Karfreidaag (Good Friday)
Karfreidaag (Good Friday) is the penultimate feast day of Eastertide. As the day set aside for the remembrance of the crucifixion, the Pennsylvania Dutch consider it to be one of the holiest days of the year, and a major point of intersection between the liturgy of the church and domestic traditions of the home and farm.
Among observant families, working was forbidden on this day, except for the absolute essentials: milking the cows, cooking, or gathering eggs from the hens. The day was reserved for reflection, prayer, and typically an evening church service, during which the biblical Passion narrative is read aloud in a plain sanctuary stripped of all of its vestments.
An old tradition suggested that on this day of remembrance of the crucifixion the very sky itself would weep with rain each year—even if only a small amount. Good Friday rainwater (Karfreidaagsreggewasser) was carefully gathered and saved as a form of holy water, consecrated by virtue of having fallen on this most auspicious of days. The water was thought to have healing and protective properties, and especially was employed by members of local union congregations for baptisms, believing that the water imparted blessing and protection upon baptized infants. This was a folk practice that some rural clergy not only tolerated, but encouraged as a way to integrate the sacred calendar into daily life.
In a similar manner, eggs laid on Good Friday (Karfreidaagsoier) were thought to be blessed by virtue of having been laid on this holy day. Many local families made sure to eat these eggs on three successive mornings on Good Friday, Holy Saturday, and Easter, and there were several variations of this practice. The belief was that consuming the eggs allowed them to take the blessings of this sacred time of year into their bodies, protecting them from sickness and injury, especially fevers and hernias.
Perhaps most notably, one Good Friday egg (Karfreidaagsoi) was carefully selected each year for concealment in the home as a house blessing. This egg was gathered in the morning, without speaking to anyone, and placed under a crock or in a wooden cheese box in the attic under the eaves. Among some families in Berks, Lehigh, and Schuylkill counties, this was done for each building on the farm, and it was thought to protect the buildings and their occupants from lightning, storms, fire, sickness, and disaster as long as the egg remained undisturbed. Each egg was given an inscription that included the year, and each successive Good Friday, the egg was replaced with a new one. Some families saved the eggs from year to year, not wishing to dispose of the previous year’s blessings. For those who saved these eggs, they were “gut fer brauche damit” (good for powwowing), and a Good Friday egg was frequently used wherever an egg was called for in healing rituals.

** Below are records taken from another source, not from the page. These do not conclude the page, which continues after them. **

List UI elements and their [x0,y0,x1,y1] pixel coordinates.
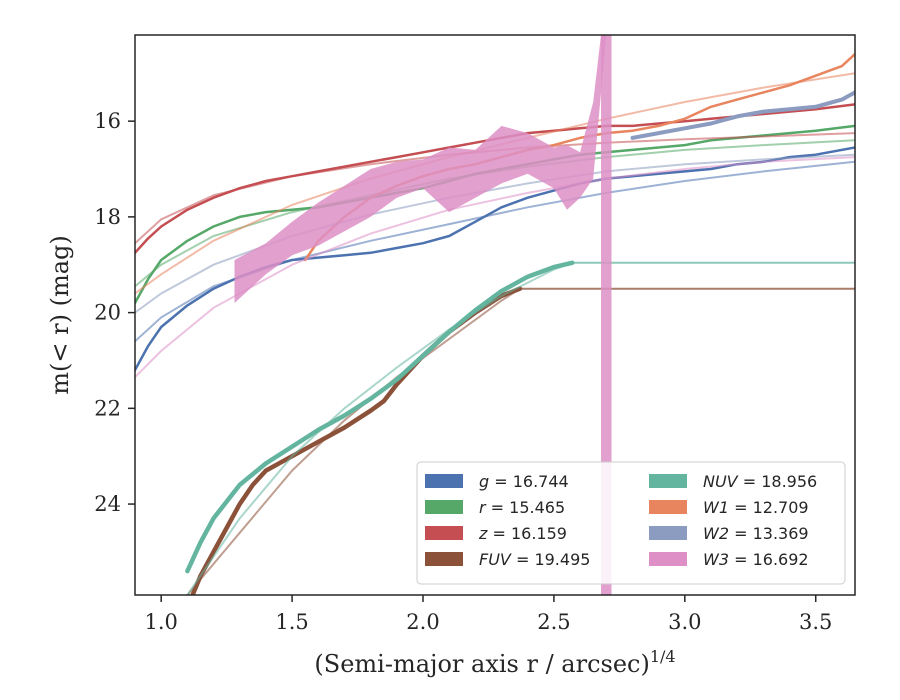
legend-swatch [649,500,687,514]
data-line-nuv [185,260,575,574]
legend-item-fuv: FUV = 19.495 [425,550,590,569]
legend-label: g = 16.744 [479,472,569,491]
legend-label: W2 = 13.369 [703,524,809,543]
x-tick-label: 2.5 [537,610,570,634]
legend-label: W1 = 12.709 [703,498,809,517]
legend-swatch [425,500,463,514]
x-axis-label-superscript: 1/4 [650,647,676,666]
x-tick-label: 2.0 [406,610,439,634]
data-line-w2 [630,90,855,140]
legend-item-w1: W1 = 12.709 [649,498,809,517]
legend-item-w2: W2 = 13.369 [649,524,809,543]
legend-item-z: z = 16.159 [425,524,567,543]
series-g [135,146,855,372]
x-tick-label: 3.5 [799,610,832,634]
x-tick-label: 3.0 [668,610,701,634]
legend-swatch [649,474,687,488]
x-axis-label: (Semi-major axis r / arcsec)1/4 [314,647,675,678]
legend-swatch [649,526,687,540]
series-w3 [135,35,855,595]
legend-label: W3 = 16.692 [703,550,809,569]
x-tick-label: 1.5 [275,610,308,634]
y-tick-label: 20 [94,301,121,325]
y-tick-label: 18 [94,205,121,229]
x-ticks: 1.0 1.5 2.0 2.5 3.0 3.5 [144,595,832,634]
series-layer [135,35,855,595]
legend-swatch [425,474,463,488]
data-line-g [135,146,855,372]
model-line-g [135,160,855,343]
legend-item-g: g = 16.744 [425,472,569,491]
y-tick-label: 24 [94,492,121,516]
legend-item-nuv: NUV = 18.956 [649,472,817,491]
y-ticks: 16 18 20 22 24 [94,109,135,516]
legend-label: r = 15.465 [479,498,565,517]
series-nuv [185,260,855,595]
legend-swatch [425,552,463,566]
x-tick-label: 1.0 [144,610,177,634]
axes-frame [134,34,856,596]
y-tick-label: 22 [94,396,121,420]
legend-label: FUV = 19.495 [479,550,590,569]
legend-swatch [425,526,463,540]
legend-label: z = 16.159 [478,524,567,543]
band-w3 [234,35,607,303]
legend: g = 16.744 r = 15.465 z = 16.159 FUV = 19.4… [416,461,846,585]
legend-item-w3: W3 = 16.692 [649,550,809,569]
y-axis-label: m(< r) (mag) [46,235,74,394]
legend-label: NUV = 18.956 [703,472,817,491]
vertical-band-w3 [601,35,612,595]
legend-box [416,461,846,585]
legend-item-r: r = 15.465 [425,498,565,517]
data-line-z [135,103,855,255]
model-line-nuv [186,261,573,595]
y-tick-label: 16 [94,109,121,133]
legend-swatch [649,552,687,566]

This tradition was also once widely practiced in Europe, where a Good Friday egg was concealed in or buried under the eaves or threshold of the home. Some sources suggest that some communities employed three dyed eggs in this manner: a green egg for Maundy Thursday, a red egg for Good Friday, and Blue Egg for Holy Saturday. Historic examples of eggs are regularly discovered as foundation or building offerings (Bauopfer) when old homes and barns are renovated, and today examples of Good Friday eggs are on display in many cultural collections and museums in Europe.
The Heritage Center at Kutztown University preserves examples in the museum collection of local Good Friday eggs and samples of Good Friday rainwater donated in 2016 by a family with roots in Schuylkill and Berks County.